We subsequently evaluated whether the abnormal behaviors could also be rescued with rapamycin treatment. In vehicle treated mice, behavioral phenotypes were identical to untreated cohorts (Figure 4B-C, S21-23); however, rapamycin treatment ameliorated the motor phenotypes seen in mutant animals in gait testing and the rotarod (Figure S21, S24). Rapamycin treatment also prevented deficits in the water T Maze with no significant differences seen between rapamycin treated mutants and controls in both acquisition and reversal learning (Figure 4B, S22). In addition, following rapamycin treatment, mutants displayed comparable social behaviors to controls in both social approach and social novelty assays (Figure 4C, S23). Thus, rapamycin prevented both pathologic and behavioral phenotypes in Tsc1 PC mutants, supporting the possibility of a therapeutic role for mTOR inhibition.

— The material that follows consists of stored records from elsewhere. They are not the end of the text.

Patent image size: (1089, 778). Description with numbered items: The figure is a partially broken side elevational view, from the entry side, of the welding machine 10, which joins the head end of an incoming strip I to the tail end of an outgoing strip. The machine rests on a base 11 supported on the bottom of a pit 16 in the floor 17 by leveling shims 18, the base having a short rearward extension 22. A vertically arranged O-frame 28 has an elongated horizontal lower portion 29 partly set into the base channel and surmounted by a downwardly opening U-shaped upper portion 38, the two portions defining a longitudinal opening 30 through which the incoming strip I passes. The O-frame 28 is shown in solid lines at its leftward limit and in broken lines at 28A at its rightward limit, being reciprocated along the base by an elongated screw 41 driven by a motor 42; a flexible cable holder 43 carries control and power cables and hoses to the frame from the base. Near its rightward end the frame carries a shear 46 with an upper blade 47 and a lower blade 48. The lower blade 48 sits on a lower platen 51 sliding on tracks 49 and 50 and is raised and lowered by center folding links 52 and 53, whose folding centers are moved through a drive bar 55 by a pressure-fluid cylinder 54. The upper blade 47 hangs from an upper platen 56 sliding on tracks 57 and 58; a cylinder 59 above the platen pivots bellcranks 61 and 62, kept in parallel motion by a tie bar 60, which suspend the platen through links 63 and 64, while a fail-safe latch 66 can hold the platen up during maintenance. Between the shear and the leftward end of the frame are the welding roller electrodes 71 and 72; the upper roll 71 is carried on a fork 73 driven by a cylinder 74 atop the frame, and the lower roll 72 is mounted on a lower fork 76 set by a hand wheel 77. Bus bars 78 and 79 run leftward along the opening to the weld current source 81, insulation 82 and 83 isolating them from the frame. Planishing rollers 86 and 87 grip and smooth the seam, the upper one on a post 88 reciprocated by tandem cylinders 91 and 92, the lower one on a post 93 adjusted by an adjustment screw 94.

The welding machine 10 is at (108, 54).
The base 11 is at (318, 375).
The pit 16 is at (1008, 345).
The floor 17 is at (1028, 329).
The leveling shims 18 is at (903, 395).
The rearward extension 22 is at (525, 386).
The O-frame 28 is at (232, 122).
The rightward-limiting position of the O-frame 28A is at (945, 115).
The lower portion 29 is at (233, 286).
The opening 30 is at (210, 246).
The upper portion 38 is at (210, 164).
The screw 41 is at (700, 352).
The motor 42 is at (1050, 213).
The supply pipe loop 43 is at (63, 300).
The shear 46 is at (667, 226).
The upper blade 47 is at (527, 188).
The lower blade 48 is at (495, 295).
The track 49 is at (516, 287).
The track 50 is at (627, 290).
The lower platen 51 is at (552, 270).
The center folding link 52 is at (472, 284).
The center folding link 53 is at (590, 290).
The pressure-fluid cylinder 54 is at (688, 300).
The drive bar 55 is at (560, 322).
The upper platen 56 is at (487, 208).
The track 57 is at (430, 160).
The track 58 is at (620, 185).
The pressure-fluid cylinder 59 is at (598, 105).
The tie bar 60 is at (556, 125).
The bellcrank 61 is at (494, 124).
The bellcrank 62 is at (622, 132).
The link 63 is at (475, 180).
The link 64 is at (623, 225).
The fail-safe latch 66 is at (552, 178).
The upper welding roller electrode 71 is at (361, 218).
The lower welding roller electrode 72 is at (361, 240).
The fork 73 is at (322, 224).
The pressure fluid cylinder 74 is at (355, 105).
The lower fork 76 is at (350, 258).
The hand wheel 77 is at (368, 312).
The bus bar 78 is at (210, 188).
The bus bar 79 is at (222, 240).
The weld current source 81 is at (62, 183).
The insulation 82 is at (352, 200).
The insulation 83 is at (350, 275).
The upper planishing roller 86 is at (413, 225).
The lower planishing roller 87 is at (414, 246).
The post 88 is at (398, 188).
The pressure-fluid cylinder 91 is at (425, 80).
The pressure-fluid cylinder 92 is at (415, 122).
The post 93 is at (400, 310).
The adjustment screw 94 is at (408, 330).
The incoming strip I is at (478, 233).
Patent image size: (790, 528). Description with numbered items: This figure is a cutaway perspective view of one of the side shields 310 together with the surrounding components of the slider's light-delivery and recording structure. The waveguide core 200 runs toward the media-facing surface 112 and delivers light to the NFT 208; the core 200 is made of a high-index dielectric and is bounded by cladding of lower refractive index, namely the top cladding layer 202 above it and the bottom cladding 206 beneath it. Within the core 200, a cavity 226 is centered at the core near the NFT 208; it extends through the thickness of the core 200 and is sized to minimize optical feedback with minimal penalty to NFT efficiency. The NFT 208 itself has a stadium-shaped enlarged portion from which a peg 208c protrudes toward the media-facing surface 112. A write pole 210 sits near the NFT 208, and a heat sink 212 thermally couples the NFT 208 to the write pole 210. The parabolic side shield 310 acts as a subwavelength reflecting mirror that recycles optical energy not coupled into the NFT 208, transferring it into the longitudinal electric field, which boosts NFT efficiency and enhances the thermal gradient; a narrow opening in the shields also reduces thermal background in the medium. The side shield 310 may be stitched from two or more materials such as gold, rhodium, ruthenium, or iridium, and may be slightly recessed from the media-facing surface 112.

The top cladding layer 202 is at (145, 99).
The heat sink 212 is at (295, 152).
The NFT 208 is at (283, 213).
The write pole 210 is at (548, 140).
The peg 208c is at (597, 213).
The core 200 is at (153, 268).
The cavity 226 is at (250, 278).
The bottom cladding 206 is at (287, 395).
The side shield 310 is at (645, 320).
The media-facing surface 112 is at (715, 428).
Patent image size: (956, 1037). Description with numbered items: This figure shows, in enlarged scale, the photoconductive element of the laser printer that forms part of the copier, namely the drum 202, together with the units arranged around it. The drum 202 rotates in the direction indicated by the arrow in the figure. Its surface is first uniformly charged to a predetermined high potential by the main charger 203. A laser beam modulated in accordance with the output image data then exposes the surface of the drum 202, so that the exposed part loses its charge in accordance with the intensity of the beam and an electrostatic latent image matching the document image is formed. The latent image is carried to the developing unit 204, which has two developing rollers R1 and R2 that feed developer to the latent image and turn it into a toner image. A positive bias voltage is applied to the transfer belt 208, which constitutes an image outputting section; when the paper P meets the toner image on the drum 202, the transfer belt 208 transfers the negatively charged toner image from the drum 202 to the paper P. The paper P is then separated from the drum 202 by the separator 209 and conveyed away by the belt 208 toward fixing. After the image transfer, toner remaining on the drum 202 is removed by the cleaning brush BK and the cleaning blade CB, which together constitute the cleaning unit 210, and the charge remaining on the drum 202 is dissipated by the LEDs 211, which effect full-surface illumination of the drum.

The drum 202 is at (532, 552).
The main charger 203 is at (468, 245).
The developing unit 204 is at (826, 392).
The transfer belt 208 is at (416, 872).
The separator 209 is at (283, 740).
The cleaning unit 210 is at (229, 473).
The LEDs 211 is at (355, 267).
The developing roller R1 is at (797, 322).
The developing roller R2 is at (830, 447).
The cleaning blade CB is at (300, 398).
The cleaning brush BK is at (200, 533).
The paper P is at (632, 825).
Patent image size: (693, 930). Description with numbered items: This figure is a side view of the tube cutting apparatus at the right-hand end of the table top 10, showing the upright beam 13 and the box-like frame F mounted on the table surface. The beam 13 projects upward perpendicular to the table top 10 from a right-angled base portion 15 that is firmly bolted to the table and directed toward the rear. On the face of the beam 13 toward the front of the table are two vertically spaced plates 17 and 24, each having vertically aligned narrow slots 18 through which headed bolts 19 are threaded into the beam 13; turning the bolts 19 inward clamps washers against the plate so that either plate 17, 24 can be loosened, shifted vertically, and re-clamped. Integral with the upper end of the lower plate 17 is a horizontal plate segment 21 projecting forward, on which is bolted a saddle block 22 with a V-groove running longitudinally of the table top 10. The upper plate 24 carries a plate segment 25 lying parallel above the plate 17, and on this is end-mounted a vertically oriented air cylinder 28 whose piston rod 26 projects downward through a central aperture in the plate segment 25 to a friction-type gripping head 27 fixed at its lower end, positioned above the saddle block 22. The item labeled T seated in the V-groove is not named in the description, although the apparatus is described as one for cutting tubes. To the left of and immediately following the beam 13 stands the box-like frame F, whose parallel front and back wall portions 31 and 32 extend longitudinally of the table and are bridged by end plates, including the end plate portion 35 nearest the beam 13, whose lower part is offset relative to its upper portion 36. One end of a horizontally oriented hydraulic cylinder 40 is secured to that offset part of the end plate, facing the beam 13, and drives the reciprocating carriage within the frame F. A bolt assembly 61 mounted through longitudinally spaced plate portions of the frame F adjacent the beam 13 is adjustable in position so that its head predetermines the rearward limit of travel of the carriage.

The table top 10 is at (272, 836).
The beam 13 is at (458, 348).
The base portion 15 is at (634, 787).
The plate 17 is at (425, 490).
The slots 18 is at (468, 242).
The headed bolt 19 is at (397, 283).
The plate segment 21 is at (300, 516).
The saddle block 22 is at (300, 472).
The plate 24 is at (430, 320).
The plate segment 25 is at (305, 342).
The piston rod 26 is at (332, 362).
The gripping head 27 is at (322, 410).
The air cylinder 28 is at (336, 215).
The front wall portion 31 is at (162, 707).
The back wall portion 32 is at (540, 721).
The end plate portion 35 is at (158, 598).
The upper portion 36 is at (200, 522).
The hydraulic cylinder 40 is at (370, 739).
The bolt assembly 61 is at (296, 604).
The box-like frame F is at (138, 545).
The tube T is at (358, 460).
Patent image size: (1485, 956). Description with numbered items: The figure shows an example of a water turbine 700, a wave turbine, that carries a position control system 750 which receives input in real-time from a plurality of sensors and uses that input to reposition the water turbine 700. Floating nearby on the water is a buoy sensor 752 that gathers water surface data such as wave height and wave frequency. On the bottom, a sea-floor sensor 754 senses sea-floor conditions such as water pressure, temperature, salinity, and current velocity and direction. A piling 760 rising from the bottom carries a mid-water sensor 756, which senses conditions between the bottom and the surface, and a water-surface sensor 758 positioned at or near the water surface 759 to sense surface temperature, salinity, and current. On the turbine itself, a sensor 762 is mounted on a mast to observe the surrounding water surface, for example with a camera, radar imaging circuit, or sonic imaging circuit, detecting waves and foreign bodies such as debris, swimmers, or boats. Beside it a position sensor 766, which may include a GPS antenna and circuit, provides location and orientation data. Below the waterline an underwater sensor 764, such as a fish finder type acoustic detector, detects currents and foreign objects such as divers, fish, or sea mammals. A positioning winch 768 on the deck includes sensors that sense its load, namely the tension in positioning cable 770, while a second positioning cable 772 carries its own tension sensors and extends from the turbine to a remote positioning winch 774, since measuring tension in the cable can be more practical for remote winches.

Our study demonstrates critical, novel roles for the TSC-mTOR pathway in cerebellar PCs. We find that mice with homozygous loss of Tsc1 in PCs (mutant) demonstrated social impairment, restrictive behavior, and abnormal vocalizations – representative of the three core deficits in ASDs. Mutants also displayed pathologic features found in ASD post-mortem studies with reduced PC numbers and evidence of increased neuronal stress. While PC loss has been reported in postmortem studies of ASD patients, several lines of evidence suggest that PC death cannot fully explain the abnormal behaviors seen in PC Tsc1 mice. Prior to PC death, mutants displayed abnormal vocalizations and motor learning impairments. In addition, mice with heterozygous loss of Tsc1 displayed no evidence of PC loss yet displayed autistic-like behaviors.
In this study, we also demonstrate that loss of Tsc1 from cerebellar PCs is sufficient to result in abnormal autistic-like behaviors. These findings implicate the cerebellum in the neural circuitry mediating core features of autism. The cerebellum has been previously suggested to play roles in social interaction27 while cerebellar abnormalities are associated with ASDs as well as cognitive and behavioral disturbances28. How the cerebellum modulates the abnormal behaviors of autism remains a topic of intense investigation. Autism has been proposed to be a disorder of abnormally distributed networks29. The cerebellum, via the DCN, is connected to these networks and cortical areas implicated in ASDs. Akin to its role in motor coordination, the cerebellum has been proposed to modulate these cognitive networks, with dysfunction resulting in abnormally regulated behaviors comparable to cognitive, behavioral dysmetria30. Our data displayed markedly impaired PC excitability in both hets and mutants. As PC firing rates are critical determinants of DCN output, by affecting DCN activity, PC dysfunction could be postulated to alter these downstream neuronal networks, thereby contributing to abnormal autistic-like behaviors. Therefore, PC Tsc1 mutants should provide a valuable experimental system to investigate the effects of PC dysfunction on these neuronal networks and other mechanisms contributing to the pathogenesis of ASDs.